Eiseressen zullen hierna worden aangeduid als Yin Yang c.s. en afzonderlijk als Yin Yang, Vocu, Roerdalhoeve, Stichting CS Bedrijven, CS Horeca, CS Sauna en MSB. Gedaagde zal hierna worden aangeduid als ING.
1. De procedure
Ter zitting van 19 oktober 2018 heeft Yin Yang c.s. gesteld en gevorderd overeenkomstig de in kopie aan dit vonnis gehechte dagvaarding. ING heeft, aan de hand van een op voorhand ingezonden conclusie van antwoord, verweer gevoerd met conclusie tot weigering van de gevraagde voorziening. Beide partijen hebben producties en een pleitnota in het geding gebracht. Na verder debat hebben partijen verzocht vonnis te wijzen.

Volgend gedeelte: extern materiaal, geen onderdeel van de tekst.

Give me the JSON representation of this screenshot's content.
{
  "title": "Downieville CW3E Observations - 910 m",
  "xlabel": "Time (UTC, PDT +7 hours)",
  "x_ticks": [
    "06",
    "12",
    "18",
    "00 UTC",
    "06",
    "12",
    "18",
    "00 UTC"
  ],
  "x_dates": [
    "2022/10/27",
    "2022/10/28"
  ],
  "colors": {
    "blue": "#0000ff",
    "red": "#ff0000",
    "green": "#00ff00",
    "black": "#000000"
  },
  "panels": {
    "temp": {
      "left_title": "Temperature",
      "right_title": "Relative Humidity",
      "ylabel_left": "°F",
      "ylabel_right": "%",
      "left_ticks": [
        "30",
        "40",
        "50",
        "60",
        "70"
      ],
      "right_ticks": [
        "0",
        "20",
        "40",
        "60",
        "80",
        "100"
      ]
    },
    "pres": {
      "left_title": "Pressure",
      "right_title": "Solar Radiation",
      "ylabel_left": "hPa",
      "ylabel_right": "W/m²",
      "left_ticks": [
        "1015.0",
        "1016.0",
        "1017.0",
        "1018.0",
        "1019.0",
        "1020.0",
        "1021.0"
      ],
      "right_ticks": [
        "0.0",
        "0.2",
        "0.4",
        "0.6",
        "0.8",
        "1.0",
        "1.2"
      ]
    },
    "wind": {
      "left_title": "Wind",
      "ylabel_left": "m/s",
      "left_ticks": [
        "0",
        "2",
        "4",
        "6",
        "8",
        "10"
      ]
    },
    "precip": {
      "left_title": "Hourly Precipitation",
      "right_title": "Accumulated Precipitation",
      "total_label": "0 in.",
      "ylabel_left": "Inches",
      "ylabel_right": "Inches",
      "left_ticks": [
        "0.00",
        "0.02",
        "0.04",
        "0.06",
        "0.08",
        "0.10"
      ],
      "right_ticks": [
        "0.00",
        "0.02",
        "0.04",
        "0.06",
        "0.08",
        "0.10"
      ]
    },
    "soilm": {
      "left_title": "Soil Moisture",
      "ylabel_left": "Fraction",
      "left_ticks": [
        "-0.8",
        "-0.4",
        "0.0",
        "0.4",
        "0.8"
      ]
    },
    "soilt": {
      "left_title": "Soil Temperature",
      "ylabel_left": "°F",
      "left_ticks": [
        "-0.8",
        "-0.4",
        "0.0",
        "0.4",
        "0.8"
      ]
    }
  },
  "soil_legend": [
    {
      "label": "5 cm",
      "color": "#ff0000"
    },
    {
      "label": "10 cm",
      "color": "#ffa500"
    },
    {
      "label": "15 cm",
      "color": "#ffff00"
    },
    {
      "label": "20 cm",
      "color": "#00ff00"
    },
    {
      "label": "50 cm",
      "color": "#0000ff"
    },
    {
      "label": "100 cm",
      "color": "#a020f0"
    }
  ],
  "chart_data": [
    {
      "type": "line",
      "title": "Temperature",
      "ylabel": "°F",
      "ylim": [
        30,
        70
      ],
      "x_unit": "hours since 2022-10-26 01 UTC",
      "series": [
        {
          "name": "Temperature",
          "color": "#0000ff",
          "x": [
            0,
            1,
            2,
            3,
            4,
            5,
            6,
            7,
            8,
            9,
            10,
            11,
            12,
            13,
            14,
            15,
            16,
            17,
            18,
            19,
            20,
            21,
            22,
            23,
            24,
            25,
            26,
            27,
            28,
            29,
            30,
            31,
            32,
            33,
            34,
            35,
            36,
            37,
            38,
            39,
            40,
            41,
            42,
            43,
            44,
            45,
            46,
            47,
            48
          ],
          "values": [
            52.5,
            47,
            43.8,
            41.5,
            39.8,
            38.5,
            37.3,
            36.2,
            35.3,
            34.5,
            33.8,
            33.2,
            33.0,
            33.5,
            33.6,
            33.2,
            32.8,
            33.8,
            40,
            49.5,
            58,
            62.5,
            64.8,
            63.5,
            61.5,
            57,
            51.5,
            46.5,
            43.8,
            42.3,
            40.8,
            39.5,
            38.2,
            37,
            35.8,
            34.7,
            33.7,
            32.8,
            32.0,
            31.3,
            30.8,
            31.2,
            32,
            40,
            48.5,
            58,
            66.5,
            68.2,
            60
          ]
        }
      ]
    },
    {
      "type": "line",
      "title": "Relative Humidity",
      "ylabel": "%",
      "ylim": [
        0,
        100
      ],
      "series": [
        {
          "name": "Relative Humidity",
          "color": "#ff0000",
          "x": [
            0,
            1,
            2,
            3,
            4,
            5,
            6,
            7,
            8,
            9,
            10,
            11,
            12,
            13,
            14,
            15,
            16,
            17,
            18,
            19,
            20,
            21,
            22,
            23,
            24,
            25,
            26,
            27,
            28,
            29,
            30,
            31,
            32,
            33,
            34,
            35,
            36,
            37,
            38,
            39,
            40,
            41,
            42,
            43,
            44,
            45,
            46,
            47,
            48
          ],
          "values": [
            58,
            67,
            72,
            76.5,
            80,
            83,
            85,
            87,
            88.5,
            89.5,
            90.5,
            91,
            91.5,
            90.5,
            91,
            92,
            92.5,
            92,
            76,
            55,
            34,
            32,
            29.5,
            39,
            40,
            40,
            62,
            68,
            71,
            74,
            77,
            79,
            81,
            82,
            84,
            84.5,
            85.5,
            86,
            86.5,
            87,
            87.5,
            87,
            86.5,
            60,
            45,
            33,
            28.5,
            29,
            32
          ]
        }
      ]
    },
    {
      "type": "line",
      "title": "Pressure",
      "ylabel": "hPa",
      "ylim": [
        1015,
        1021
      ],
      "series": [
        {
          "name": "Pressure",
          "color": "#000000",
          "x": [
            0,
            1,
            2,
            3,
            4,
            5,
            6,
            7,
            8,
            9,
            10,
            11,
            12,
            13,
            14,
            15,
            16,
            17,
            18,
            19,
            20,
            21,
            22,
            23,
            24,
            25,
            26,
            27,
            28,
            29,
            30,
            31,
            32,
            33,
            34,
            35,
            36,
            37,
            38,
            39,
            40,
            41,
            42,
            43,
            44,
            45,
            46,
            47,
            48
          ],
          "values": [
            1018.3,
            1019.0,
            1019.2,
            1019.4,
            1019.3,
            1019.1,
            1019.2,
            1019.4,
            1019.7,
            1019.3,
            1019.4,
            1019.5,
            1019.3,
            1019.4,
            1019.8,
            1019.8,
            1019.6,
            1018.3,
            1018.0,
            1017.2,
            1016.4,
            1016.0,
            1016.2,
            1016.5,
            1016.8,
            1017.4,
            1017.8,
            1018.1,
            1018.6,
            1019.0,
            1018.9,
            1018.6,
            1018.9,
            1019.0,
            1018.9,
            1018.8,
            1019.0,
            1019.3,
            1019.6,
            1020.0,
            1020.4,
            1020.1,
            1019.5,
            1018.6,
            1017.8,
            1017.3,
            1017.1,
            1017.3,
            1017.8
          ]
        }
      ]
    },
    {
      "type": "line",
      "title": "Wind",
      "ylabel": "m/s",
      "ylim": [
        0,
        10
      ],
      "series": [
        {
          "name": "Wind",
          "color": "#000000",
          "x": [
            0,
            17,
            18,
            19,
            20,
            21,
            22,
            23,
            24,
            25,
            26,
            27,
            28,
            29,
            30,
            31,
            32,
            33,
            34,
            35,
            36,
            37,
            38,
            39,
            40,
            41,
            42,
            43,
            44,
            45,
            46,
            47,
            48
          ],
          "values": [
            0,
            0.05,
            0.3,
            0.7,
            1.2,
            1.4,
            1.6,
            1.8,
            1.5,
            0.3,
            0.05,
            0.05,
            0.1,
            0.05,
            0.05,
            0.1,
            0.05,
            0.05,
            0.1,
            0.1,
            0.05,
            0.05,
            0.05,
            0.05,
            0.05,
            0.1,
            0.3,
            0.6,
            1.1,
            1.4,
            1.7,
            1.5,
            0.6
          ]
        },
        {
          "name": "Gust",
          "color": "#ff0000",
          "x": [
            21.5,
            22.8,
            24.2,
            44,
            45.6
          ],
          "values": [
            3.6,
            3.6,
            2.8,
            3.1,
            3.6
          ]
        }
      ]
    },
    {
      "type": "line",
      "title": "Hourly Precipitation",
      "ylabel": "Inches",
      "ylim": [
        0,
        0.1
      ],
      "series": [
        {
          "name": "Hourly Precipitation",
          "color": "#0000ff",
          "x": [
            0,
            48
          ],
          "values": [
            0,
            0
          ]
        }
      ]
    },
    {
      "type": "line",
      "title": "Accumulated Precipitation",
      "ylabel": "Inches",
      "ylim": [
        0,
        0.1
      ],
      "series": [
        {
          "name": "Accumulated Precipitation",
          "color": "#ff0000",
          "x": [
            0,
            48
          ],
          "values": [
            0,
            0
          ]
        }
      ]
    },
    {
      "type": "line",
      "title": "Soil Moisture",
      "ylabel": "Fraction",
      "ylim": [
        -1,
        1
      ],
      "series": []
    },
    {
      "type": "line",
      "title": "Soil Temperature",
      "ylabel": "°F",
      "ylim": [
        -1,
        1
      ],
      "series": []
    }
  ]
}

Ter zitting waren aanwezig:
- -
aan de zijde van Yin Yang c.s.: [naam 1] (Ultimate Beneficial Owner en bestuurder van Yin Yang, Vocu en Roerdalhoeve), [naam 2] (bestuurder van Stichting CS Bedrijven, CS Horeca, CS Sauna en MSB) met mr. Berndsen;
- -
aan de zijde van ING: [naam 3] , [naam 4] (werkzaam bij ING) met mr. A.L. de Vogel, advocaat te Amsterdam, als raadsman van ING.
2. De feiten
2.1.
Yin Yang c.s. exploiteert sinds 1994 een ontmoetingscentrum in een pand aan de [adres] in [plaats] onder de naam “Saunaclub Yin Yang” (hierna: de saunaclub). De toegangsprijs voor een bezoek aan de saunaclub is
EUR 60,-.
2.2.
Tussen Yin Yang c.s. en ING bestond sinds 1994 respectievelijk 2008 een bankrelatie met ING. Ieder van hen beschikte in dat verband over een bankrekening bij ING. Daarnaast bestond tussen Stichting CS Bedrijven en ING sinds 2008 een overeenkomst “verpakt afstorten” (hierna: de Overeenkomst). Op grond van de Overeenkomst was het voor Yin Yang c.s. mogelijk om de door haar contant ontvangen entreegelden door middel van “sealbags” bij ING te deponeren. De gelden werden vervolgens op de door Stichting CS Bedrijven aangehouden bankrekening bijgeschreven.
2.3.
Op de Overeenkomst en de overige bancaire relaties tussen Yin Yang c.s. en ING zijn, voor zover hier van belang, de Algemene Bankvoorwaarden (hierna: ABV) en de Voorwaarden Zakelijke Rekening (hierna: VZR) van toepassing. De ABV vermelden, voor zover hier van belang:
“Artikel 2 Zorgplicht
Wij hebben een zorgplicht. U bent ook zorgvuldig tegenover ons en u mag van onze dienstverlening geen misbruik maken.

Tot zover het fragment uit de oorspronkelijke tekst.